If you would like a film with an uplifting tone, then look no further than Australian historian and celebrated author-turned-documentary filmmaker Emma Christopher’s They Are We.
Icarus Films announced this past week that her award-winning film, They Are We, will be making its DVD debut on Nov. 12.
As the author of “Slave Ship Sailors and their Captive Cargoes” and “A Merciless Place,” Emma Christopher had put in the time researching the history of the slave trade and along the way she picked up tantalizing tales and stories that piqued her interest … the threads of one of these “stories” are woven together in her film.
Which, by the way, when working the festival circuit, captured wins at the Bare Bones International Film & Music Festival, the BronzeLens Film Festival, London Latin American Film Festival, DocMiami International Film Festival, etc.
As to the subject of They Are We, she put in two years just gathering the details, doing the research, and then began the long and arduous process of connecting the dots. The payoff is wonderful.

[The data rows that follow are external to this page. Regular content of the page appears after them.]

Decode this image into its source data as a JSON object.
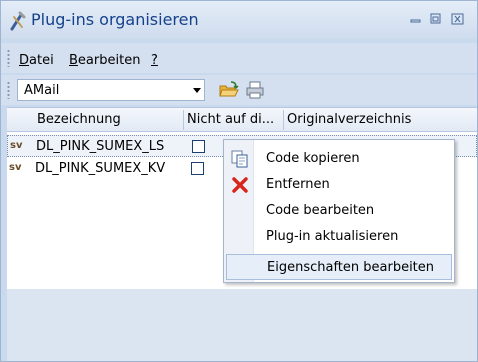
{
  "window": {
    "title": "Plug-ins organisieren",
    "minimize_icon": "minimize-icon",
    "restore_icon": "restore-icon",
    "close_icon": "close-icon"
  },
  "menubar": {
    "items": [
      {
        "label": "Datei",
        "mnemonic": "D"
      },
      {
        "label": "Bearbeiten",
        "mnemonic": "B"
      },
      {
        "label": "?",
        "mnemonic": "?"
      }
    ]
  },
  "toolbar": {
    "combo_value": "AMail",
    "open_icon": "folder-open-icon",
    "print_icon": "printer-icon"
  },
  "table": {
    "columns": [
      "Bezeichnung",
      "Nicht auf di...",
      "Originalverzeichnis"
    ],
    "rows": [
      {
        "icon": "sv-plugin-icon",
        "name": "DL_PINK_SUMEX_LS",
        "checked": false
      },
      {
        "icon": "sv-plugin-icon",
        "name": "DL_PINK_SUMEX_KV",
        "checked": false
      }
    ]
  },
  "context_menu": {
    "items": [
      {
        "label": "Code kopieren",
        "icon": "copy-icon"
      },
      {
        "label": "Entfernen",
        "icon": "delete-x-icon"
      },
      {
        "label": "Code bearbeiten",
        "icon": ""
      },
      {
        "label": "Plug-in aktualisieren",
        "icon": ""
      },
      {
        "label": "Eigenschaften bearbeiten",
        "icon": "",
        "highlighted": true
      }
    ]
  },
  "colors": {
    "title_text": "#15428b",
    "chrome": "#d4e0f0",
    "delete_red": "#d9261c"
  }
}
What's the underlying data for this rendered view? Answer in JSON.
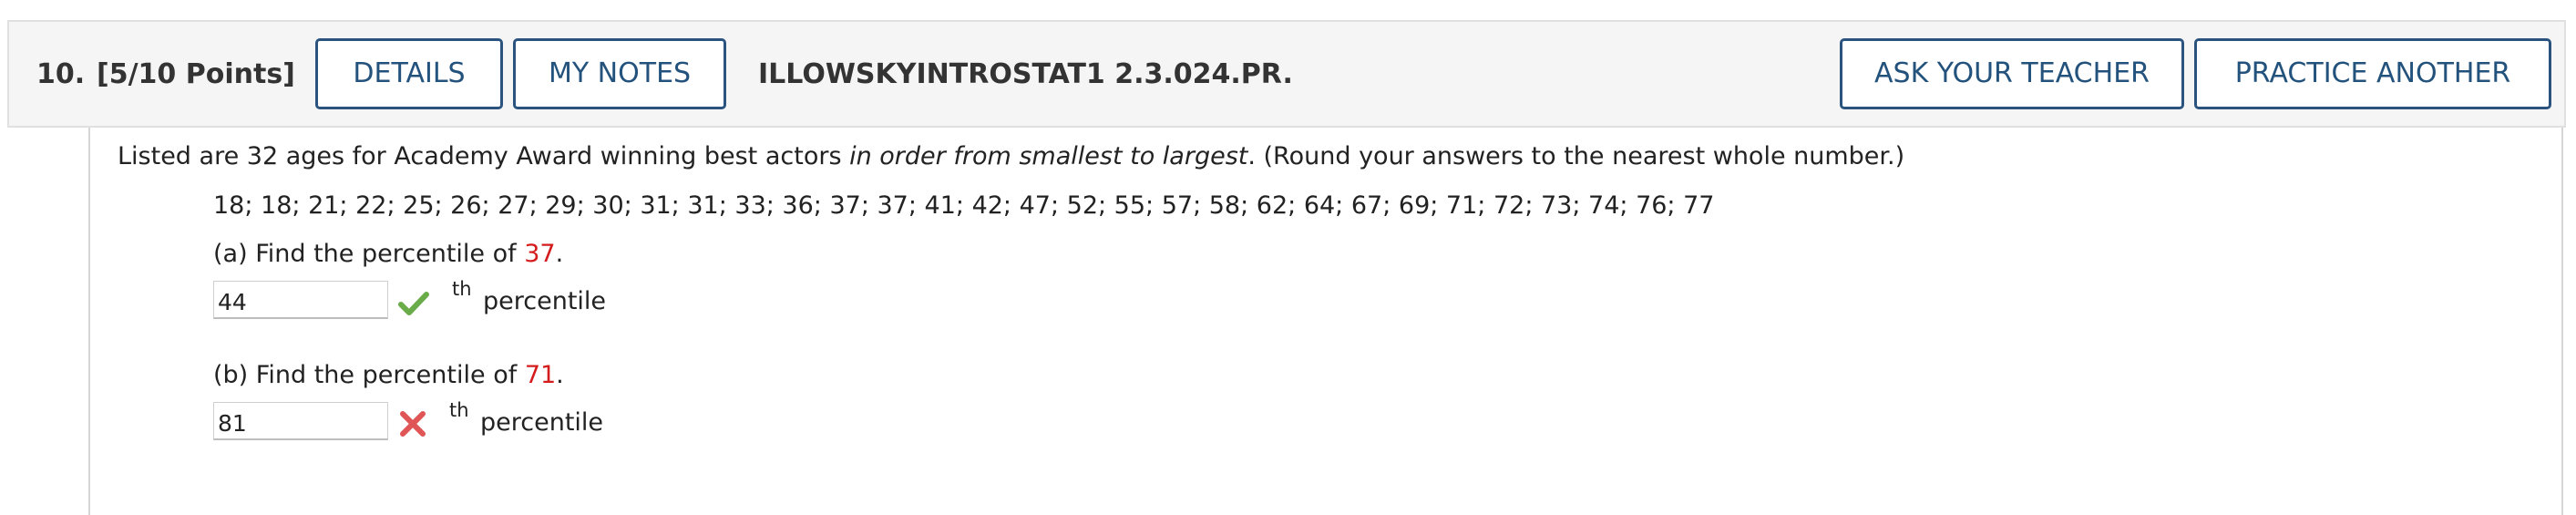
{
  "header": {
    "question_number": "10.",
    "points": "[5/10 Points]",
    "details_label": "DETAILS",
    "my_notes_label": "MY NOTES",
    "assignment_code": "ILLOWSKYINTROSTAT1 2.3.024.PR.",
    "ask_teacher_label": "ASK YOUR TEACHER",
    "practice_another_label": "PRACTICE ANOTHER"
  },
  "question": {
    "intro_prefix": "Listed are 32 ages for Academy Award winning best actors ",
    "intro_emphasis": "in order from smallest to largest",
    "intro_suffix": ". (Round your answers to the nearest whole number.)",
    "data_list": "18; 18; 21; 22; 25; 26; 27; 29; 30; 31; 31; 33; 36; 37; 37; 41; 42; 47; 52; 55; 57; 58; 62; 64; 67; 69; 71; 72; 73; 74; 76; 77",
    "part_a": {
      "prefix": "(a) Find the percentile of ",
      "value": "37",
      "suffix": ".",
      "answer": "44",
      "superscript": "th",
      "unit": "percentile",
      "status": "correct",
      "status_icon": "checkmark-icon"
    },
    "part_b": {
      "prefix": "(b) Find the percentile of ",
      "value": "71",
      "suffix": ".",
      "answer": "81",
      "superscript": "th",
      "unit": "percentile",
      "status": "incorrect",
      "status_icon": "x-mark-icon"
    }
  },
  "colors": {
    "button_border": "#2a5380",
    "button_text": "#23527c",
    "highlight_value": "#d41c1c",
    "correct": "#6aac4a",
    "incorrect": "#e05555"
  }
}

In Cuba, she recorded the dances and songs of the Gangá-Longobá, black Cubans, who are the descendants of slaves. The average life expediency of a slave arriving in the Caribbean back in the 1700s and 1800s was just seven years … slaves from here, from there, who had to develop their own language just to communicate between themselves.
Somehow the Gangá-Longobá, in Cuba, were able to hang on to the elements of their African culture and pass along the songs and dances relating to the culture of their lost homeland from generation to generation.
In Sierra Leone, in the remote village of Mukpangumba, Christopher learned the ways of the people, immersed herself in their daily life, not just as an observer, but as a participant. It is here that she shared her videos and recordings of the Gangá-Longobá from El Municipio de Perico in the Matanzas region of Cuba.
To the delight of all, the title of her film was born when the villagers of Mukpangumba responded with the acclaim, “The are We!!”
It gives you chills. 180 years (and more) of separation and suddenly in a moment of song, distant cousins are connected. But it gets better, Emma Christopher and her crew went through the process of getting the permits and permission to bring members of the Gangá-Longobá, among them Yandrys Izquierdo and Humberto Casanova, to Sierra Leone to share their music and dance with the Mukpangumba villagers … it was a home coming, a celebration of life, and filmmaker Emma Christopher was there to capture all of it on film.
They Are We, a tale of hope and celebration, on DVD from Icarus Films on Nov. 12. And, we might add, Yandrys Izquierdo and Humberto Casanova brought with them more than music and dance, but introduced the children of Mukpangumba to another love of theirs, baseball!!!
Bonus features include additional and deleted scenes. They Are We is presented in English and Spanish, with English subtitles.